Sergeant Locklear was in his mid-forties, but looked ten years older. Skin like leather, his blue eyes were frozen in a perpetual squint from too many decades of exposure to the desert sun. Though he was never in danger of failing his annual department physical. Locklear had a rounded belly from too much beer and too much couch surfing.

"What bothers your stomach are those ten cups of coffee you drink a shift. That stuff will kill you."

Officer Brad Dallas was the former second-string quarterback of the Las Vegas High School football team. Ex-military and still sporting the same haircut he had in boot camp, Dallas was too gung-ho for his own good — and his partner's. Still buff at twenty-nine, he was a health and fitness nut, except for the cholesterol-heavy Montana burgers he ate two at a time.

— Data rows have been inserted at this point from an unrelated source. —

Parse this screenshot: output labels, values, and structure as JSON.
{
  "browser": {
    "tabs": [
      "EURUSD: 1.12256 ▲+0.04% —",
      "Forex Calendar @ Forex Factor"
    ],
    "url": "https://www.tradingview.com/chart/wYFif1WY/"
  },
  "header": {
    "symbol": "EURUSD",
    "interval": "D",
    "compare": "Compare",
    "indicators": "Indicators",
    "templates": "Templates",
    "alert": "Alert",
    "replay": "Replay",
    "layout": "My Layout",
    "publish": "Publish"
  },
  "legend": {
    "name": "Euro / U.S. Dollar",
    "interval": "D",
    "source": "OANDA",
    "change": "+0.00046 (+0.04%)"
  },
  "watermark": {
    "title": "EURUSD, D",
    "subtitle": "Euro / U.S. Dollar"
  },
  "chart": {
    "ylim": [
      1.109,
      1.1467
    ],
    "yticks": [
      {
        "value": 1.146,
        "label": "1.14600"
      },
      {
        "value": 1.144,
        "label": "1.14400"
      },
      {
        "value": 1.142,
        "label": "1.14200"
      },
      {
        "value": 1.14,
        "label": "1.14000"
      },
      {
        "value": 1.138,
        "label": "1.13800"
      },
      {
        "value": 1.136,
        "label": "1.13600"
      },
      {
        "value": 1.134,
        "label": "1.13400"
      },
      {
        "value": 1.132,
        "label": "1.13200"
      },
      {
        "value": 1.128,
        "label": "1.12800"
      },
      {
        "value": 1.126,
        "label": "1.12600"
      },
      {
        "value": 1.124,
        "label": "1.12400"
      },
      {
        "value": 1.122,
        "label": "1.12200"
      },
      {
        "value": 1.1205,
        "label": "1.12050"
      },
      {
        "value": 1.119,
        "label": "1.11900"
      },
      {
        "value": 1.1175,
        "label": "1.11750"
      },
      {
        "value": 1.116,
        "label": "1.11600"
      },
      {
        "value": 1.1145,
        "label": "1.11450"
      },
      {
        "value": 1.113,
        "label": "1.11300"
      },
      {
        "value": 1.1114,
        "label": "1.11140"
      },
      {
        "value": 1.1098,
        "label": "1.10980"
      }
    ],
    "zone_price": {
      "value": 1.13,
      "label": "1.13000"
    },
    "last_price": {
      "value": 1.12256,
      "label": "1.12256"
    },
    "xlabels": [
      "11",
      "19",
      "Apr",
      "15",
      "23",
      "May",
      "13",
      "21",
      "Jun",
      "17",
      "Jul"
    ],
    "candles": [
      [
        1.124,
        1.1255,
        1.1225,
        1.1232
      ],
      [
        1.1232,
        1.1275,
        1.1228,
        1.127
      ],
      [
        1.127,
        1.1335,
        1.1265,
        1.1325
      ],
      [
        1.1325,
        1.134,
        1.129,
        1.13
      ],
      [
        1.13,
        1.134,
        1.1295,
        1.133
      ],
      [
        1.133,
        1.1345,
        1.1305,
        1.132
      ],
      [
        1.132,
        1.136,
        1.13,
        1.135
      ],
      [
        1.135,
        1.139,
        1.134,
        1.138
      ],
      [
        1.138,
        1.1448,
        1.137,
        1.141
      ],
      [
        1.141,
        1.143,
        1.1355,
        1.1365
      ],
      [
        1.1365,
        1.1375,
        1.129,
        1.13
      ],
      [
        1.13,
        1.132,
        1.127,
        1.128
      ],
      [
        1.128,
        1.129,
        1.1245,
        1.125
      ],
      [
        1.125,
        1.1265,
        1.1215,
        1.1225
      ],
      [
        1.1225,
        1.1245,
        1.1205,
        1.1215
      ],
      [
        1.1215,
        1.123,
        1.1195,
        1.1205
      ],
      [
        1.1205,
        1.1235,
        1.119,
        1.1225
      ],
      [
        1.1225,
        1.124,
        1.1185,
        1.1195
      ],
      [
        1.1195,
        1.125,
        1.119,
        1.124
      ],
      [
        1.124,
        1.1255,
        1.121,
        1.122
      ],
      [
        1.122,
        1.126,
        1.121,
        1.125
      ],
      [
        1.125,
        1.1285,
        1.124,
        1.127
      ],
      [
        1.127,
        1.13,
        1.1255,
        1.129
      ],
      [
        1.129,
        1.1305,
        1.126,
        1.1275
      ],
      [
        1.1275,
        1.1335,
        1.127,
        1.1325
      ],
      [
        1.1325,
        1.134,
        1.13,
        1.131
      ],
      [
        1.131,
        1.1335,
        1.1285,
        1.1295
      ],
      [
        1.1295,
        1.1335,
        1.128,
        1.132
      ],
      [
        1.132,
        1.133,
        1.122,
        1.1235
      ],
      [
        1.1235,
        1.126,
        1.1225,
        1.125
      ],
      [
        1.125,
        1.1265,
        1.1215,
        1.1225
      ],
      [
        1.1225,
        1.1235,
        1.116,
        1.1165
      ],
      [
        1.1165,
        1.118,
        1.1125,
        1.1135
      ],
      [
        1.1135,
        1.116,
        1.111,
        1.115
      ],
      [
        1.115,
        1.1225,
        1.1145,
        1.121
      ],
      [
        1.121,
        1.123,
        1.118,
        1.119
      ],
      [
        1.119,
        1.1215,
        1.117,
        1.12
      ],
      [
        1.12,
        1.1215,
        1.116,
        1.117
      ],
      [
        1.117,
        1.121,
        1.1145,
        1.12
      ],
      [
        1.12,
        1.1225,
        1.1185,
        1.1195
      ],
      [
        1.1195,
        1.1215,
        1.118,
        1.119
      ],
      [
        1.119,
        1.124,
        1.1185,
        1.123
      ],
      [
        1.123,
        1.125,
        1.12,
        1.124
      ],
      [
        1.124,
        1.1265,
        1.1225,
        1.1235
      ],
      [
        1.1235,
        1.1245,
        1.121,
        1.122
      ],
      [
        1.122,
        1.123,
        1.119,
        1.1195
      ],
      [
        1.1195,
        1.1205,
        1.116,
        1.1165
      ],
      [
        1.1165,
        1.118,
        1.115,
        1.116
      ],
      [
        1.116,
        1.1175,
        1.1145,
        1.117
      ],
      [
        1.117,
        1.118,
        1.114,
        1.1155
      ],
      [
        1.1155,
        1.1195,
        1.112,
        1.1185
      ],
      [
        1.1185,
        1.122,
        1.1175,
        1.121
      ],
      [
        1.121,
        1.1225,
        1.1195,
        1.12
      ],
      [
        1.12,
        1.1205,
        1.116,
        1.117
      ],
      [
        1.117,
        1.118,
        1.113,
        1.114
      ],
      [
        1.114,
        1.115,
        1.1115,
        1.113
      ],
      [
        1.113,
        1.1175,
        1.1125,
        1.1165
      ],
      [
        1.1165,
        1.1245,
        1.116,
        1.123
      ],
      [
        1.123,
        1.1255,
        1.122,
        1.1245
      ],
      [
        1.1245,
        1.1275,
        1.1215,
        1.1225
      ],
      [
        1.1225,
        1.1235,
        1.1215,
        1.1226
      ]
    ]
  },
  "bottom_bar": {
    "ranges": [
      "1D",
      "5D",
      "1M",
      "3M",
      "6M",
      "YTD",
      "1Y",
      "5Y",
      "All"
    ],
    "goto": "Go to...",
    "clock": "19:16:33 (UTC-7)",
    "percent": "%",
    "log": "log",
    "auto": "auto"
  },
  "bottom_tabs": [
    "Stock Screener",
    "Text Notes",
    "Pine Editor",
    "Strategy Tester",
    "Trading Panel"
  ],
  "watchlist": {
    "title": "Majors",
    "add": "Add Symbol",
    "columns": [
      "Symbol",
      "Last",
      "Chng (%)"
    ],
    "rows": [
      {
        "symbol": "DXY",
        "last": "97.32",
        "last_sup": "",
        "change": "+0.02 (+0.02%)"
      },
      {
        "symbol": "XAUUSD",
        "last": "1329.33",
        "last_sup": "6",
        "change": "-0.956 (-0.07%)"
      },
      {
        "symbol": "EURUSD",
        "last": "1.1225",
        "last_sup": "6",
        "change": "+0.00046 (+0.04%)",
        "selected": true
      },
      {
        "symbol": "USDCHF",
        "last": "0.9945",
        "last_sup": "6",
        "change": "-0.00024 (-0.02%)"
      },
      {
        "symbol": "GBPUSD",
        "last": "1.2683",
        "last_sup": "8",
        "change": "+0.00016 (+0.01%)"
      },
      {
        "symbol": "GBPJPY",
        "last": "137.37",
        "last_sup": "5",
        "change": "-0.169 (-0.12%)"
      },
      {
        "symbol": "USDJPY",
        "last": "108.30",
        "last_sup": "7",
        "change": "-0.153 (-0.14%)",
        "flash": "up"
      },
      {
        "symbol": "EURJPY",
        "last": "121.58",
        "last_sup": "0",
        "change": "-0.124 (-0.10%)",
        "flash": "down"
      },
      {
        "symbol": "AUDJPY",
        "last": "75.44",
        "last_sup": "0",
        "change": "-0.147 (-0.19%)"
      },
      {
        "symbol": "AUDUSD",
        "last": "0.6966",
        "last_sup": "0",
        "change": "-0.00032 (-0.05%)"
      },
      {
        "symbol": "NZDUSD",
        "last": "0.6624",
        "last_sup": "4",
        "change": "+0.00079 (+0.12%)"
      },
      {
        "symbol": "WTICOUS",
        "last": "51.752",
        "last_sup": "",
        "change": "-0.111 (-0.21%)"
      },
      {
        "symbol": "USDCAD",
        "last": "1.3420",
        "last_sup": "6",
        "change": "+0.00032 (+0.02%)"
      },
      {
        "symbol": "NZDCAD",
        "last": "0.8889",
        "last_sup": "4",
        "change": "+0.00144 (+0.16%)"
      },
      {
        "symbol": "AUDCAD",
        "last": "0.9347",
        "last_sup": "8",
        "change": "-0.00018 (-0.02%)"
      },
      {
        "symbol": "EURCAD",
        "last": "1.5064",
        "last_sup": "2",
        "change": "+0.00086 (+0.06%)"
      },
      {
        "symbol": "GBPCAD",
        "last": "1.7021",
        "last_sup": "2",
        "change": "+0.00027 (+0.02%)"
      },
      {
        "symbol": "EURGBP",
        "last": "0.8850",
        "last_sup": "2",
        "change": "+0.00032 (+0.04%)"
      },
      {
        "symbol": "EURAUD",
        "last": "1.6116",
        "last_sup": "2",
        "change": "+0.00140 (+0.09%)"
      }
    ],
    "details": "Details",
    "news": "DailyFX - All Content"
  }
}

"What stuff will kill me?" Locklear asked, starting the engine.

"Caffeine, man. Coffee is the devil's brew."

The sergeant nodded. "Yeah. I heard that somewhere."

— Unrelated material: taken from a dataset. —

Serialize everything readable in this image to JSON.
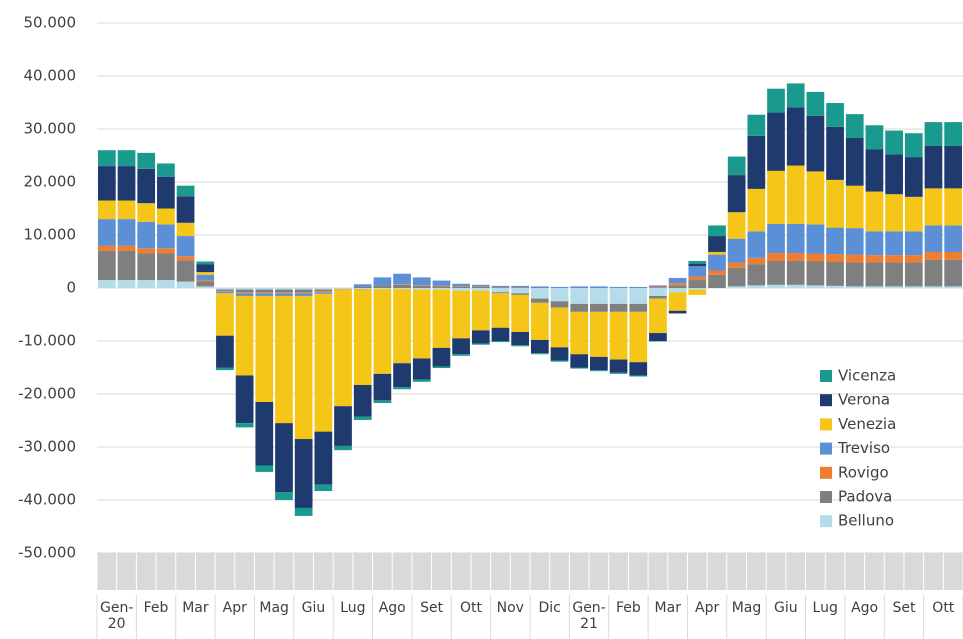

They rolled out of the Montana Burger parking lot a moment later, swung onto the road that took them to their patrol zone along the Strip.

"How about you take a gander at tonight's SVR. Shout out anything that catches your eye."

Chewing a mouthful of burger, Officer Dallas thumbed through the three page printout on blue paper. The Stolen Vehicle Report was information so new it hadn't reached the LVMP database yet. Such intelligence was the purview of the select few members of Metro's Repeat Auto Theft Squad, RATS for short. Las Vegas ranked third in total car thefts for the past five years running. The RATS patrol was formed to lower that statistic.

Because a minority of car thieves steal the majority of cars — usually to use the pilfered vehicle to commit yet another crime — the Metro Police RATS was formed to target those nefarious individuals. Of the twenty to thirty Metro Police cars prowling the Strip on a given night, one or two of them belonged to the RATS patrol, though no one but the officers in question were aware of that fact. RATS patrol cars were not specially marked, and the RATS members wore the same uniforms and performed the same duties as other patrolmen. But they were also specially trained to recognize and arrest repeat offending car thieves, and to spot the telltale signs of car-theft related activity.

When the pair began their shift, the big case was a car jacking in North Las Vegas so violent it landed the victim in the morgue. That suspect was captured by the Nevada Highway Patrol an hour ago — the news had just come across their radio when the all-points was called off.